Por Leomar Daroncho no Correio Braziliense
Abril é mês do alerta para os acidentes e as doenças do trabalho em razão de duas datas: 7/4 — Dia Mundial da Saúde, e 28/4 — Dia Mundial em Memória das Vítimas de Acidentes de Trabalho. O laço verde da campanha Abril Verde identifica a segurança e a saúde no trabalho. Depois de abril, vem o feriado de 1º de maio — Dia do Trabalho — criado pelo residente Arthur Bernardes, em 1924, dedicado “à confraternidade universal das classes operárias e à comemoração dos mártires do trabalho”.
Em 1988, os direitos trabalhistas ganharam destaque no texto constitucional. O Brasil teria a terceira maior Constituição do mundo, com mais de 250 artigos e 70 mil palavras. Todavia, emprega apenas uma vez a palavra “primado”, termo que remete à ideia de primazia, prioridade ou supremacia. Foi usada para qualificar a relevância do trabalho na base da ordem social, que tem como objetivo o bem-estar e a justiça social (art. 193).
Assim, a categoria do trabalho pretendida pela Constituição não pode se dar em ocupações precárias. Exige que o trabalho seja digno, com direitos básicos garantidos, como forma de assegurar a justiça social e a prosperidade, pressupostos inclusive do desenvolvimento do mercado interno, vital para sustentação das atividades econômicas.
Com esse enfoque, Brasília sediou, em 19 e 20 de abril, o Seminário Trabalho Digno em Frigoríficos — Comemoração aos 10 anos da NR 36. Celebrou-se a norma que estabelece as condições mínimas de segurança e saúde no setor que emprega 590 mil brasileiros e ainda é marcado por graves índices de acidentes e doenças ocupacionais.
Análise recente de informações do INSS (https://smartlabbr.org/) indica que a pecuária e o trabalho rural concentram as ocupações mais perigosas. Nos frigoríficos, são 90 acidentes por dia. Em 2021, 40 trabalhadores de frigoríficos morreram no trabalho. Os números reais são piores, pelo menos 300% superiores aos registros oficiais, conforme reconhece o Ministério do Trabalho. A subnotificação é alarmante quanto aos acidentes.
No evento, promovido pelo Ministério Público do Trabalho, Escola Superior do Ministério Público da União e Escola Nacional de Formação e Aperfeiçoamento de Magistrados do Trabalho, interagiram mais de 450 participantes presenciais, além de 1.300 que acompanharam a programação em tempo real pela internet.
Ao final, entidades sindicais — Confederação Nacional dos Trabalhadores nas Indústrias da Alimentação, Confederação Brasileira Democrática dos Trabalhadores da Alimentação e União Internacional dos Trabalhadores da Alimentação — leram a Carta de Brasília, celebrando o marco civilizatório representado pela norma que entrou em vigor em 2013.
O documento condena as temerárias tentativas de “adequações” ou “harmonizações”, destacando a luta travada contra as recentes investidas que buscaram destruir a norma: a NR 36 “continua salva e salvando vidas”. Apresentaram uma pauta com itens para a melhoria das condições de trabalho no setor, tais como a recomposição do quadro de auditores fiscais e o incremento da fiscalização; a redução das jornadas extenuantes, em atividade reconhecidamente penosa, e a adequação do ritmo de trabalho; a adoção de medidas especiais de proteção às mulheres e gestantes, deficientes, povos indígenas e migrantes; e o clamor para que a NR36 seja símbolo de organização, mobilização e luta por um ambiente de trabalho digno, saudável, humano e justo, alinhado com os Objetivos de Desenvolvimento Sustentável da ONU (Agenda 2030). Por fim, salientaram que a norma concretiza compromissos com os direitos humanos embora ainda haja muito a ser conquistado.

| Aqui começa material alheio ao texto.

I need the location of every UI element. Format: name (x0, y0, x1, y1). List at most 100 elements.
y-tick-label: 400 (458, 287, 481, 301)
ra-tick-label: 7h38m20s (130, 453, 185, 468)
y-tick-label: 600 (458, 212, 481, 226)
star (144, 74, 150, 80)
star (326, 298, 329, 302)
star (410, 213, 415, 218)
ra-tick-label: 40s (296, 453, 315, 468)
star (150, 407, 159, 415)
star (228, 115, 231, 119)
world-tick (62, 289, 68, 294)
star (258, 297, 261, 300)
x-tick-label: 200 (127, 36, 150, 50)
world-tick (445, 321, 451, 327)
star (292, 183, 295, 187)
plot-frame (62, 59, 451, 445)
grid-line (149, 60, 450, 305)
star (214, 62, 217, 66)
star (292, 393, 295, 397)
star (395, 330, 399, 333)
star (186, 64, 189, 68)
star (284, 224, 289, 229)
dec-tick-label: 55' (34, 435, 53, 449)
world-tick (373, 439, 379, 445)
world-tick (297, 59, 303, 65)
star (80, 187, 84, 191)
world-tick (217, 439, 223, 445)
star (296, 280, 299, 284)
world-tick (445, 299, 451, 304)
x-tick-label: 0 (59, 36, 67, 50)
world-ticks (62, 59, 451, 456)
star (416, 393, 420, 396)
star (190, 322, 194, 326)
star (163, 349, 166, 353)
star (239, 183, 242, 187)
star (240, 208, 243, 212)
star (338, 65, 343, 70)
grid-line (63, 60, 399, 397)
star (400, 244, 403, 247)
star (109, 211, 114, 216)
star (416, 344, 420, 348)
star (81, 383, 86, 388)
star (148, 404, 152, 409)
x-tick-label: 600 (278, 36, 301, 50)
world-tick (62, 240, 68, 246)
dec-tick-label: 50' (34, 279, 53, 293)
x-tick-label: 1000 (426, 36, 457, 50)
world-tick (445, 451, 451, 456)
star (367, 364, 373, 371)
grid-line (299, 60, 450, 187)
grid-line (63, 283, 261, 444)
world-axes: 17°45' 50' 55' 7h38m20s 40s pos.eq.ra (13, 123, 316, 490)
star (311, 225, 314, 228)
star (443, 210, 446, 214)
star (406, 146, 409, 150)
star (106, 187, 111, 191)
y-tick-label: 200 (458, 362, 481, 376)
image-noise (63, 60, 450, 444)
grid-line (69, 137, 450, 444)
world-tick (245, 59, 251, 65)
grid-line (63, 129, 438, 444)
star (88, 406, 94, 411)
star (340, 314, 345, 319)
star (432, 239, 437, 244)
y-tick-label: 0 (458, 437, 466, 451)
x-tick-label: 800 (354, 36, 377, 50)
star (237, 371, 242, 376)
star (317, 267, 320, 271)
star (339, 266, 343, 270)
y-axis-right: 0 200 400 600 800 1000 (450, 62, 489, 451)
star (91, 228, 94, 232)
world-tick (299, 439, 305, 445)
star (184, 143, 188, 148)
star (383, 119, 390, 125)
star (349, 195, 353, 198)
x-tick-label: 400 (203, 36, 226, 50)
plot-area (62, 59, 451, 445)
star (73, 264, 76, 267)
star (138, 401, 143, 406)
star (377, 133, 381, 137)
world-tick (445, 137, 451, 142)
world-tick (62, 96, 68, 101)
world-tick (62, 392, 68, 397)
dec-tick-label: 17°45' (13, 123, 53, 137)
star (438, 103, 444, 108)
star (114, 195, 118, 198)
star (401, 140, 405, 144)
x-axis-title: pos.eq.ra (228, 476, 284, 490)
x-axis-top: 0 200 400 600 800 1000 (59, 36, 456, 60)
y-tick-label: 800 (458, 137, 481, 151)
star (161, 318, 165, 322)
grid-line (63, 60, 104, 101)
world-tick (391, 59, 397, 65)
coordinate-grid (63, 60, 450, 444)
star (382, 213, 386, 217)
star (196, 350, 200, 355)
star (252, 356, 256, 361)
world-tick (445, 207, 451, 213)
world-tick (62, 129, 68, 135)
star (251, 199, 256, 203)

O Dia do Trabalho exige reflexão acerca do alinhamento do Brasil aos valores e princípios básicos da OIT e do compromisso com a pauta civilizatória. O trabalho, que gera riquezas, deve ser fonte de dignidade, pois, conforme assinala a OIT, a pobreza é ameaça à prosperidade, sendo que todos têm o direito de perseguir o bem-estar material em condições de liberdade e dignidade.
O presidente do Comitê do Prêmio Nobel, ao fazer a entrega do Prêmio Nobel da Paz à OIT em 1969, destacou que “a OIT tem uma influência perpétua sobre a legislação de todos os países”, devendo ser considerada “a consciência social da humanidade”. Que o Dia do Trabalho represente a celebração da luta pelo trabalho digno.